Le Sultan avait trop chaud – chap 75

P021A5bAprès un jour et une nuit d’une folle course,presque ininterrompue, Shira était consciente que le cheval fourbu ne pourrait pas continuer beaucoup plus loin sans repos. Il fallait trouver un relais de poste pour l’échanger ou s’en procurer un autre.
Mais personne ne voulut des bijoux que proposait la jeune femme; ils étaient de provenance douteuse et tout le monde connaissait Shira comme étant une des femmes du chef des brigands et chacun avait peur de ne pouvoir les renégocier. Le cheval était marqué, donc inachetable et inéchangeable.

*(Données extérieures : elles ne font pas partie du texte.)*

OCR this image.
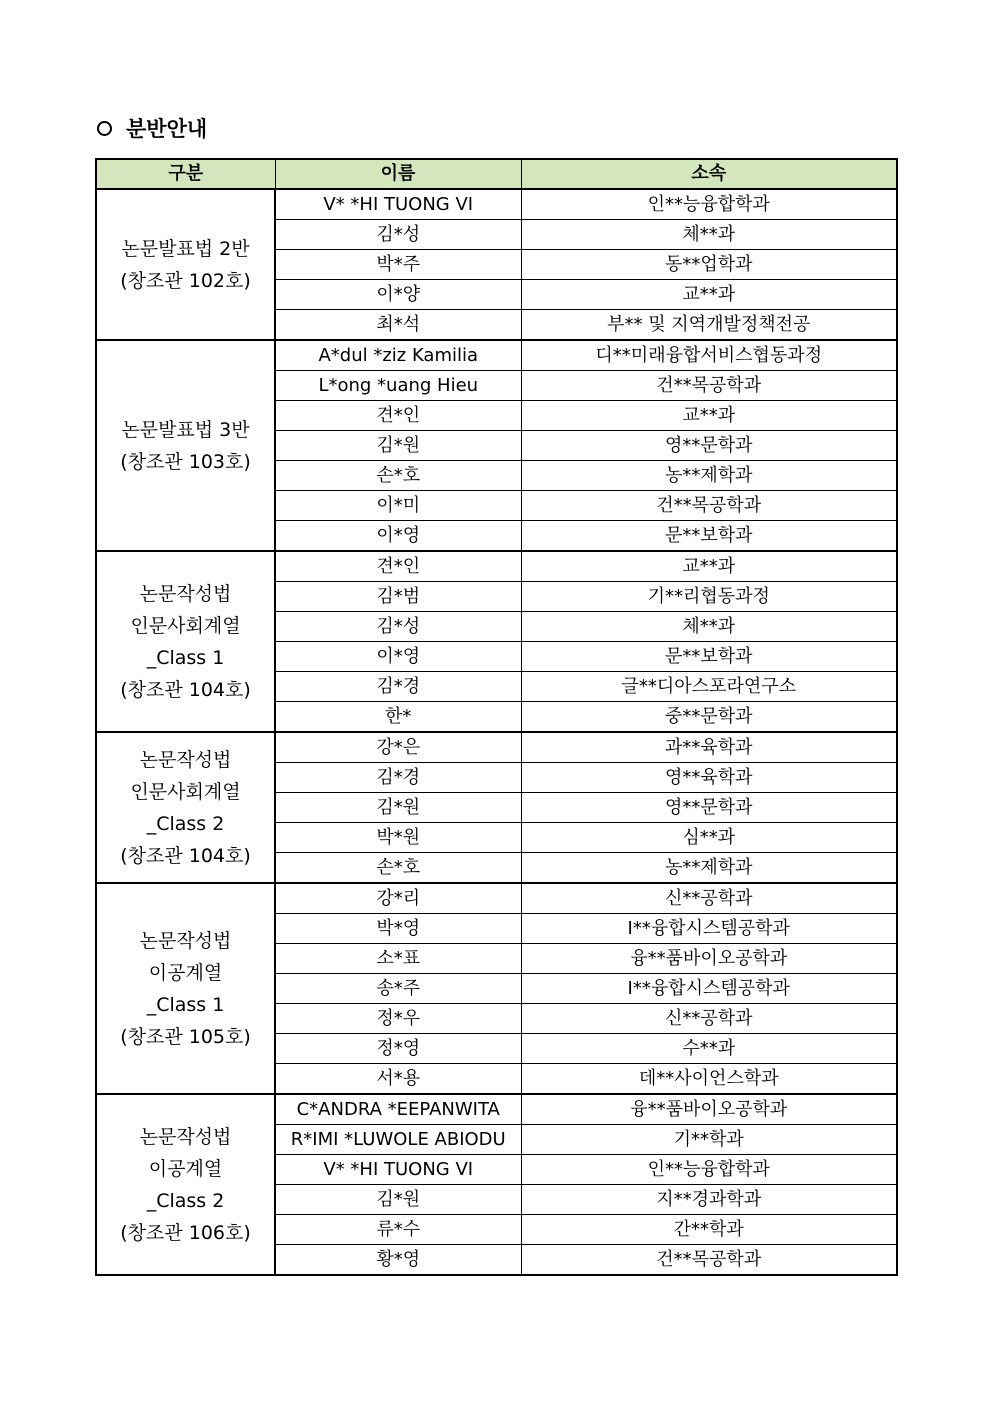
분반안내
구분	이름	소속

논문발표법 2반
(창조관 102호)	V* *HI TUONG VI	인**능융합학과
	김*성	체**과
	박*주	동**업학과
	이*양	교**과
	최*석	부** 및 지역개발정책전공

논문발표법 3반
(창조관 103호)	A*dul *ziz Kamilia	디**미래융합서비스협동과정
	L*ong *uang Hieu	건**목공학과
	견*인	교**과
	김*원	영**문학과
	손*호	농**제학과
	이*미	건**목공학과
	이*영	문**보학과

논문작성법
인문사회계열
_Class 1
(창조관 104호)	견*인	교**과
	김*범	기**리협동과정
	김*성	체**과
	이*영	문**보학과
	김*경	글**디아스포라연구소
	한*	중**문학과

논문작성법
인문사회계열
_Class 2
(창조관 104호)	강*은	과**육학과
	김*경	영**육학과
	김*원	영**문학과
	박*원	심**과
	손*호	농**제학과

논문작성법
이공계열
_Class 1
(창조관 105호)	강*리	신**공학과
	박*영	I**융합시스템공학과
	소*표	융**품바이오공학과
	송*주	I**융합시스템공학과
	정*우	신**공학과
	정*영	수**과
	서*용	데**사이언스학과

논문작성법
이공계열
_Class 2
(창조관 106호)	C*ANDRA *EEPANWITA	융**품바이오공학과
	R*IMI *LUWOLE ABIODU	기**학과
	V* *HI TUONG VI	인**능융합학과
	김*원	지**경과학과
	류*수	간**학과
	황*영	건**목공학과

Alors Julien eut un moment de désespoir. Les chagrins et les soucis s’amoncelèrent dans son âme. Il eut l’impression qu’il n’en finirait jamais des épreuves et il se mit à se remémorer tous les malheurs survenus depuis le lancement du concours. Il fallut toute la détermination de Shira pour qu’ils poursuivent.Ils décidèrent en effet de ne pas s’arrêter, descendirent de cheval et marchèrent ensemble jusqu’à ce que les ténèbres les  enveloppent. Il restait un jour pour parvenir avant la clôture du concours. Il ne fallait pas traîner des pieds, surtout avec un cheval fatigué qu’ils devaient presque tirer pour qu’il avance. C’était au delà de la fatigue. Ils étaient au bord de l’épuisement. Chaque cicatrice rappelait à Julien ses souffrances et ses nerfs se rallumaient, comme excités par un surcroît de fatigue.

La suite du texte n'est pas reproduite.